The conferences we staged, exhausted, unpaid, on our feet, with expenses funded out of our own pockets? We knew that corporate and their VCs didn’t give a shit: we weren’t going to make them any fucking money.
We knew.
We always knew.
We knew.
So we just kept our heads down and focused on what we could do, in the places where we were, and the people we could help, staying out of drama.
And we were fucking mugs.
We were fucking mugs, and we let ourselves be put into that position, which meant that we couldn’t be to our community what a community is supposed to be.
As best as I can tell, googling American courtroom filings as far as Eduroam will take me from a Scottish university campus, the trials for Asmahan and Jennifer go ahead on May 19 and June 16 2025, in the same courtroom in San Francisco, for the abusive, corrupt, and disgusting behavior which it was in our power to prevent.
Those court dates must be the next, and the final, WordPress community events.
Stop the clocks. Strike the set. Kill the meetups. Cancel the WordCamps.
End the charade.
These former things are passed away.
Those two dates are the only events which the community should look forward to attending, because they are the only dates which we are worth.
Those trials are going forward because we caused them.
Their names are Asmahan Attayeb and Jennifer Westmoreland, and we are responsible for what happened to them.
Say their names.
Their names are Asmahan Attayeb and Jennifer Westmoreland.
Asmahan and Jennifer, we failed you.
Tell us what we can do to to put it right.
Updated 15 October: follow-up thread.
To be clear, I support these two ladies wholeheartedly and find what they allege in their cases to be rage-inducing.
Just to clarify one point, though, the two cases you cited are civil complaints, not criminal charges. In the US, criminal trials are initiated by the state/government, not private individuals.

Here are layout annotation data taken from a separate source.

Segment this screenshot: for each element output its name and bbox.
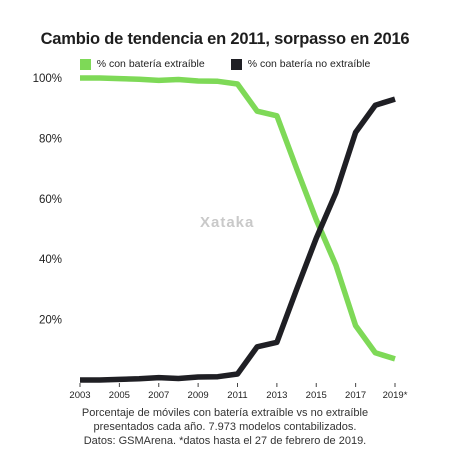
legend-item-no-extraible: % con batería no extraíble [230,58,371,70]
x-tick-label: 2007 [148,390,169,401]
series-line-extraible [80,75,396,362]
x-tick-label: 2005 [109,390,130,401]
caption-line-1: Porcentaje de móviles con batería extraí… [81,407,369,419]
caption-line-3: Datos: GSMArena. *datos hasta el 27 de f… [83,435,367,447]
legend-label-extraible: % con batería extraíble [96,58,205,70]
y-tick-label: 80% [39,133,62,145]
x-tick-label: 2011 [227,390,247,401]
x-tick-label: 2019* [383,390,408,401]
caption-line-2: presentados cada año. 7.973 modelos cont… [93,421,357,433]
legend-swatch-extraible [79,58,91,70]
y-tick-label: 60% [39,194,62,206]
legend-label-no-extraible: % con batería no extraíble [247,58,371,70]
legend: % con batería extraíble % con batería no… [0,58,450,70]
x-tick-label: 2013 [266,390,287,401]
legend-item-extraible: % con batería extraíble [79,58,205,70]
y-tick-label: 20% [39,315,62,327]
y-tick-label: 100% [33,73,62,85]
x-tick-label: 2015 [306,390,327,401]
y-tick-label: 40% [39,254,62,266]
series-line-no-extraible [80,96,396,383]
chart-title: Cambio de tendencia en 2011, sorpasso en… [40,30,410,48]
legend-swatch-no-extraible [230,58,242,70]
x-tick-label: 2009 [188,390,209,401]
x-tick-label: 2003 [69,390,90,401]
watermark-logo: Xataka [200,214,255,231]
x-tick-label: 2017 [345,390,366,401]
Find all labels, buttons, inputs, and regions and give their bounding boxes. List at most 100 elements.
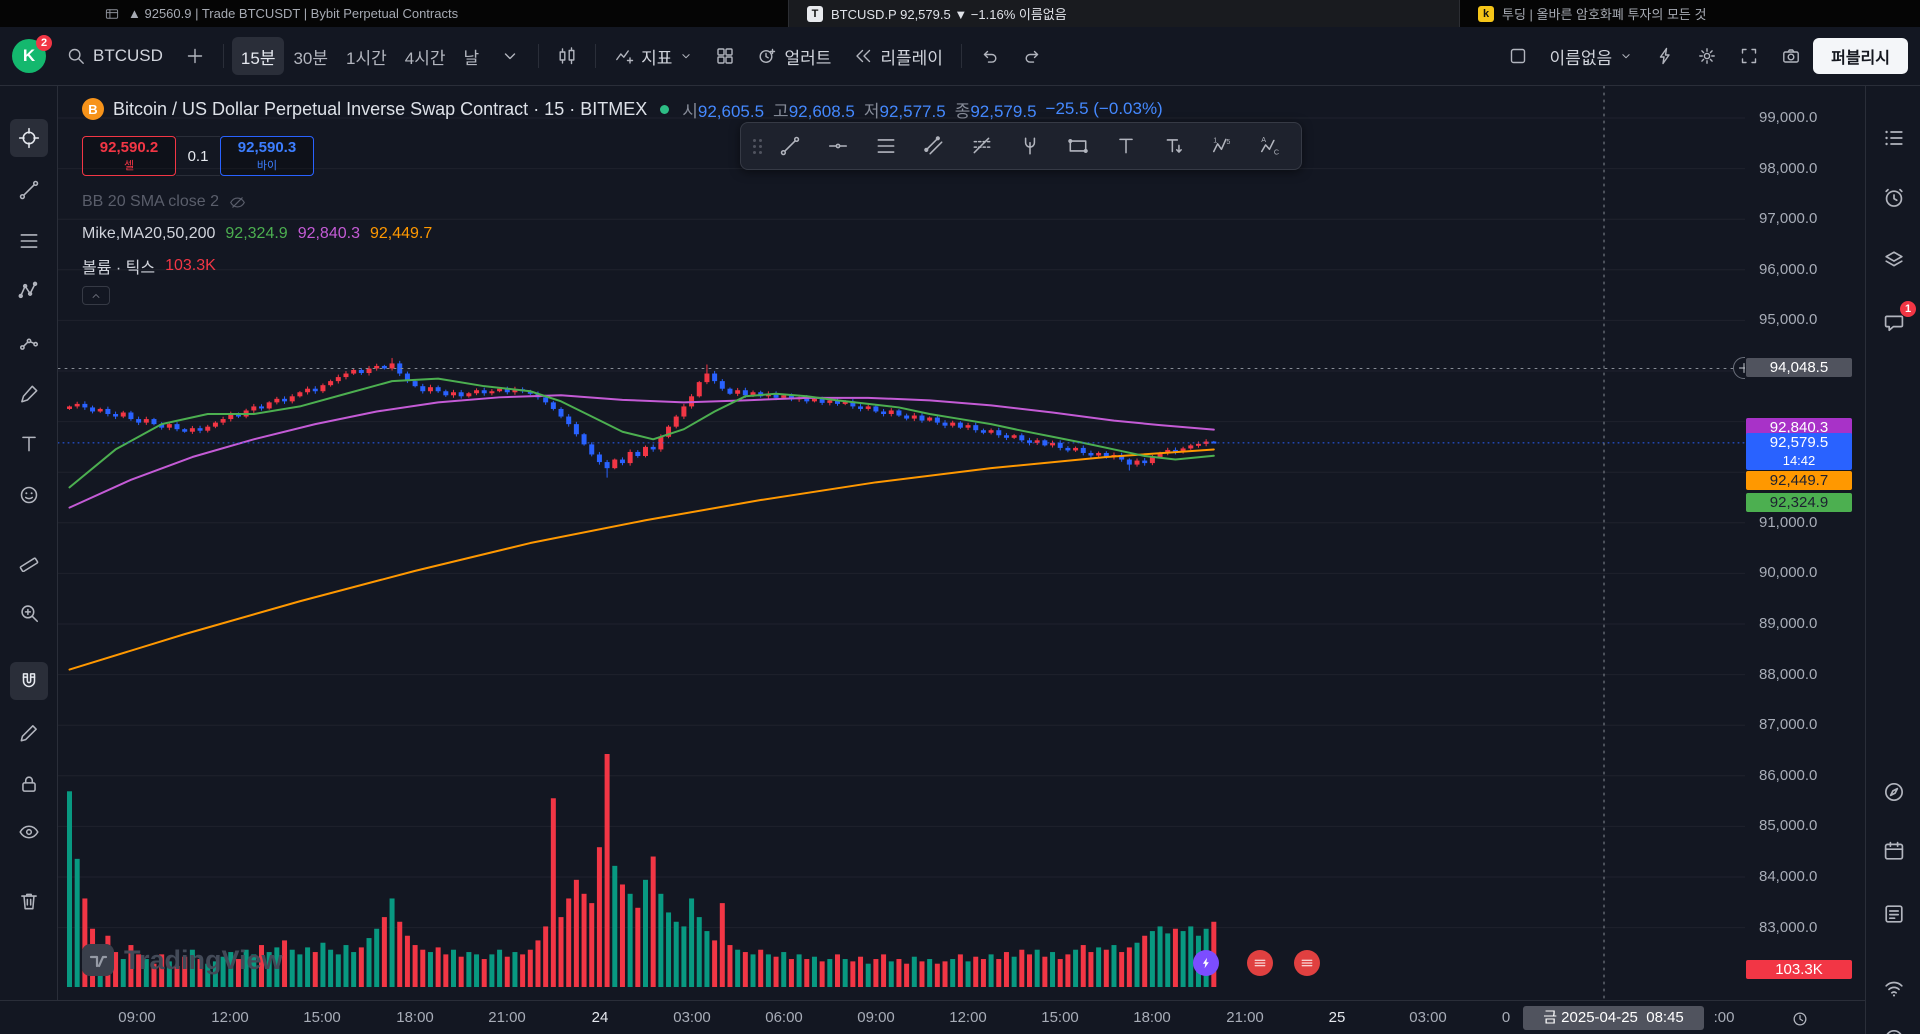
timeframe-30분[interactable]: 30분 xyxy=(284,37,337,75)
last-price-label[interactable]: 92,579.5 14:42 xyxy=(1746,433,1852,470)
trend-line-tool-button[interactable] xyxy=(767,126,813,166)
browser-tab-bybit[interactable]: ▲ 92560.9 | Trade BTCUSDT | Bybit Perpet… xyxy=(104,0,664,27)
economic-event-icon[interactable] xyxy=(1247,950,1273,976)
brush-tool-button[interactable] xyxy=(10,375,48,413)
indicator-title[interactable]: BB 20 SMA close 2 xyxy=(82,193,219,210)
publish-button[interactable]: 퍼블리시 xyxy=(1813,38,1908,74)
quick-search-button[interactable] xyxy=(1645,37,1685,75)
pitchfork-tool-button[interactable] xyxy=(1007,126,1053,166)
ohlc-key: 고 xyxy=(773,101,789,121)
text-tool-tool-button[interactable] xyxy=(1103,126,1149,166)
rectangle-tool-button[interactable] xyxy=(1055,126,1101,166)
fib-retracement-tool-button[interactable] xyxy=(10,222,48,260)
timeframe-4시간[interactable]: 4시간 xyxy=(396,37,455,75)
timezone-clock-button[interactable] xyxy=(1788,1007,1812,1031)
drawing-toolbar xyxy=(0,86,58,1000)
fullscreen-button[interactable] xyxy=(1729,37,1769,75)
compass-panel-button[interactable] xyxy=(1875,773,1913,811)
snapshot-button[interactable] xyxy=(1771,37,1811,75)
calendar-panel-button[interactable] xyxy=(1875,832,1913,870)
buy-button[interactable]: 92,590.3 바이 xyxy=(220,136,314,176)
ma20-price-label[interactable]: 92,324.9 xyxy=(1746,493,1852,512)
trend-line-tool-button[interactable] xyxy=(10,171,48,209)
price-axis-tick: 91,000.0 xyxy=(1759,513,1818,531)
ma50-price-label[interactable]: 92,840.3 xyxy=(1746,418,1852,437)
timeframe-menu-button[interactable] xyxy=(490,37,530,75)
xabcd-pattern-tool-button[interactable] xyxy=(10,272,48,310)
watchlist-panel-button[interactable] xyxy=(1875,119,1913,157)
indicators-button[interactable]: 지표 xyxy=(604,37,703,75)
compare-add-button[interactable] xyxy=(175,37,215,75)
order-panel: 92,590.2 셀 0.1 92,590.3 바이 xyxy=(82,136,1163,176)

Civil trials in the US can be Bench trials (decided by a judge) or Jury Trials (decided by an empaneled). I think that might be where any confusion might lie.
Another way to be sure that they are civil, not criminal, is that civil cases are based on “causes of actions”, where criminal trials have “charges.”
Like I said, fuck if I know how America works anymore.
To be fair, I don’t think most Americans know how America works anymore.
What a childish load of shit by a melodramatic bitch. What happens when you “say their names” a million times? Misogyny, racism, and transphobia are magically solved? The end of cis white male patriarchy? It’s all theatre for narcissistic clowns like you. “Say their names” and go sip your £10 ice matcha craputino while wailing about your oppression of the day.
Aw mate, you hit “Post Comment” before you finished formatting it! Let me sort that for you:
What a childish load of shit by a melodramatic bitch.
Parklife!
What happens when you “say their names” a million times? Misogyny, racism, and transphobia are magically solved?
Parklife!
The end of cis white male patriarchy? It’s all theatre for narcissistic clowns like you.
Parklife!
“Say their names” and go sip your £10 ice matcha craputino while wailing about your oppression of the day.
All the people, so many people, they all go hand in hand, hand in hand through their Parklife
Brilliant writing Heather. It’s quite telling that even people who don’t know Matt personally are like, “yeah that checks out”, knowing what we all do now. I needed to hear this from someone else, so thank you.